8. It was well-known that Pascal used geometry as a remedy and treated headaches by creating geometry problems. Later, only the lazy did not make a joke about how they did the opposite: struggled with geometry problems by creating a headache.

 

9. At the age of 20, Blaise Pascal felt sorry for his father struggling with calculations and created a calculation machine. Because of that, one of programming languages nowadays carries his name.

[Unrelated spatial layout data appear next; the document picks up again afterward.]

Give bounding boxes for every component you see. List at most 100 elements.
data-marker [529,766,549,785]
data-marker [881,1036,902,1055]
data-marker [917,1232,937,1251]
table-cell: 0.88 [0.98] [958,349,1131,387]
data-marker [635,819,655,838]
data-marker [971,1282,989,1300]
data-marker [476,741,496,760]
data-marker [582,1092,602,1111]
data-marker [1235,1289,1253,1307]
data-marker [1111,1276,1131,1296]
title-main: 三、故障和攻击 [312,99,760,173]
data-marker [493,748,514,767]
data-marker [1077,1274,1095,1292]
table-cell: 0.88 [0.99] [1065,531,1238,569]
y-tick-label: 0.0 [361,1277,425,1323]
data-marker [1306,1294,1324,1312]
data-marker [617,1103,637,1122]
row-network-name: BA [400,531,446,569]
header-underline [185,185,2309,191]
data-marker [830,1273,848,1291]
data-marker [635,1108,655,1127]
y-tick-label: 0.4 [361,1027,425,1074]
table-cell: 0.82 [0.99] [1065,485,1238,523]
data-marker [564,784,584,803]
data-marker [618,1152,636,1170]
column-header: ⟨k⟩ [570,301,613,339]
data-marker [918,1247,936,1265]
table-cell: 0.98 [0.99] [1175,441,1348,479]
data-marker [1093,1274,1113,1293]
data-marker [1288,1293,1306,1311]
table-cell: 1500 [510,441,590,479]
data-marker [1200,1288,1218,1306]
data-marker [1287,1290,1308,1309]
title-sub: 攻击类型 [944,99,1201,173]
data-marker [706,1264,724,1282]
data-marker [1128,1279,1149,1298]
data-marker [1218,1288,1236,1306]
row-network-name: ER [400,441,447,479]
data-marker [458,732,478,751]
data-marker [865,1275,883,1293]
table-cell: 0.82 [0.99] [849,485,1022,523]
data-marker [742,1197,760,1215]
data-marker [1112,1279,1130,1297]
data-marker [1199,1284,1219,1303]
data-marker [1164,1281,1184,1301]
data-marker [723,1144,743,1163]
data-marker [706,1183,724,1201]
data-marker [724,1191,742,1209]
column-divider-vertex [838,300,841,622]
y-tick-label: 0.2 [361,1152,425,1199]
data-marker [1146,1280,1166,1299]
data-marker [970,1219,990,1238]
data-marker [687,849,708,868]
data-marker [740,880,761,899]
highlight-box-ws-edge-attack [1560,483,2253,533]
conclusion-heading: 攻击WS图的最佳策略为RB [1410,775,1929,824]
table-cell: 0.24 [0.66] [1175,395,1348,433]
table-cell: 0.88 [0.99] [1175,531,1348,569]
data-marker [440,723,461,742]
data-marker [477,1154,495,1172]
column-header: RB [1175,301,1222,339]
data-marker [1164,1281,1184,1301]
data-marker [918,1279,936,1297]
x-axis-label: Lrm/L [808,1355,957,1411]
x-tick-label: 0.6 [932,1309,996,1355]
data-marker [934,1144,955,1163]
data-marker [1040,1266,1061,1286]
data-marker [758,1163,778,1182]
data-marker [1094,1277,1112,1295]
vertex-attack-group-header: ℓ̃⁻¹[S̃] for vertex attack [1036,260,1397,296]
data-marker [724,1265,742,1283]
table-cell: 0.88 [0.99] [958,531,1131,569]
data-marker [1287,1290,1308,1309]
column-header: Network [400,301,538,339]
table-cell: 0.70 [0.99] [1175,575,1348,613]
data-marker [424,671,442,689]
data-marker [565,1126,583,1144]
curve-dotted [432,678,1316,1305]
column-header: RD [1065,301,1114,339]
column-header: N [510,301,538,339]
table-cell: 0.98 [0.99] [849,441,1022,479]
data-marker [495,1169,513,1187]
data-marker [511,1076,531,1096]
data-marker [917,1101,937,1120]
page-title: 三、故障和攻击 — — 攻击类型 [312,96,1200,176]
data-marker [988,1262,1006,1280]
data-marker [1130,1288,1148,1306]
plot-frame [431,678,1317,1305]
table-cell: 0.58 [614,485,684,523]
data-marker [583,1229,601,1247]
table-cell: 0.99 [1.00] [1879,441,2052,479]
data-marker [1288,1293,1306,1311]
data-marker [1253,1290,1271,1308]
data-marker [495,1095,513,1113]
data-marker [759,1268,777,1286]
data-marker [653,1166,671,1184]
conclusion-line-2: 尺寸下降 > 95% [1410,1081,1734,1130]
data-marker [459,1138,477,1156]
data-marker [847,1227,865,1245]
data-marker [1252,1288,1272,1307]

Within several years, he constructed approximately fifty samples of this machine and finally received the royal privilege for “Pascal's Wheel.” His sister Gilberte, who later became his biographer, spoke enthusiastically about the invention, “Blaise narrowed the science existing entirely in the human mind down to a mechanism.”

 

10. Pascal attached another wheel and two handles to a trolley, and thus invented... an ordinary wheelbarrow!

 

11. His father's acquaintance once told Pascal about the Torrichelli tube. Blaise was inspired, started experimenting and derived the fundamental law of hydrostatics, which now carries his name. The law that we all studied at school: liquid conveys pressure equally in all directions.

 

12. Pascal confirmed Torrichelli's suggestion about the existence of atmospheric pressure. Because of that, a unit measuring pressure was named after him.

 

13. A perpetual motion machine suggested by Blaise Pascal also came in handy, but not where the scientist believed it would. Anyone can now see it – it is a roulette in a casino.

 

14. It is hard to believe that Pascal made all of his scientific discoveries before the age of 31. Then he suddenly stopped his scientific work and devoted himself to religion and literature.

 

15. Back in 1646, Pascal came across a treatise On Transformation of the Internal Man by Dutch bishop Jansen, where the pursuance of “greatness, knowledge and pleasure” was criticized. The scientist was seized by doubt: what if his research was sinful and ungodly?

 

16. On the night of November 23, 1654, “from half past ten in the evening till half past midnight,” Pascal, according to his words, endured a shock, hallucination, ecstasy – in simpler words, a mystical insight from above. Having come to his senses, he wrote his rough thoughts on a piece of parchment and sewed it into a flap of his camisole. His biographers call this document “The Memorial” and believe it to be the program of his life. The paper was discovered by a servant who examined deceased Pascal's clothes.

 

17. Since then, Pascal abandoned systemic scientific work. The only exception was made for the cycloid; however, they say that he got involved with this research to distract from toothache.

 

18. Fascinated by polemics between Jansenists and Jesuits, Pascal wrote The Provincial Letters – a renown masterpiece of French literature. Voltaire praised it, “Many attempts have been made to paint Jesuits as disgusting; Pascal did more: he painted them as ridiculous.” Published in 1656-1657 under a pseudonym, The Letters nevertheless created serious problems for the author. To avoid imprisonment in the Bastille, Pascal hid from the government: he changed his location and lived under a different name.

 

19. In 1661, Pascal shared the idea of creating a cheap and affordable for all means of transportation in multiple-seat carriages with his close friend Duke of Roanne. The duke liked the idea, got busy and, on March 18, 1662, the first public transport route was commenced in Paris. The transport was later called omnibus.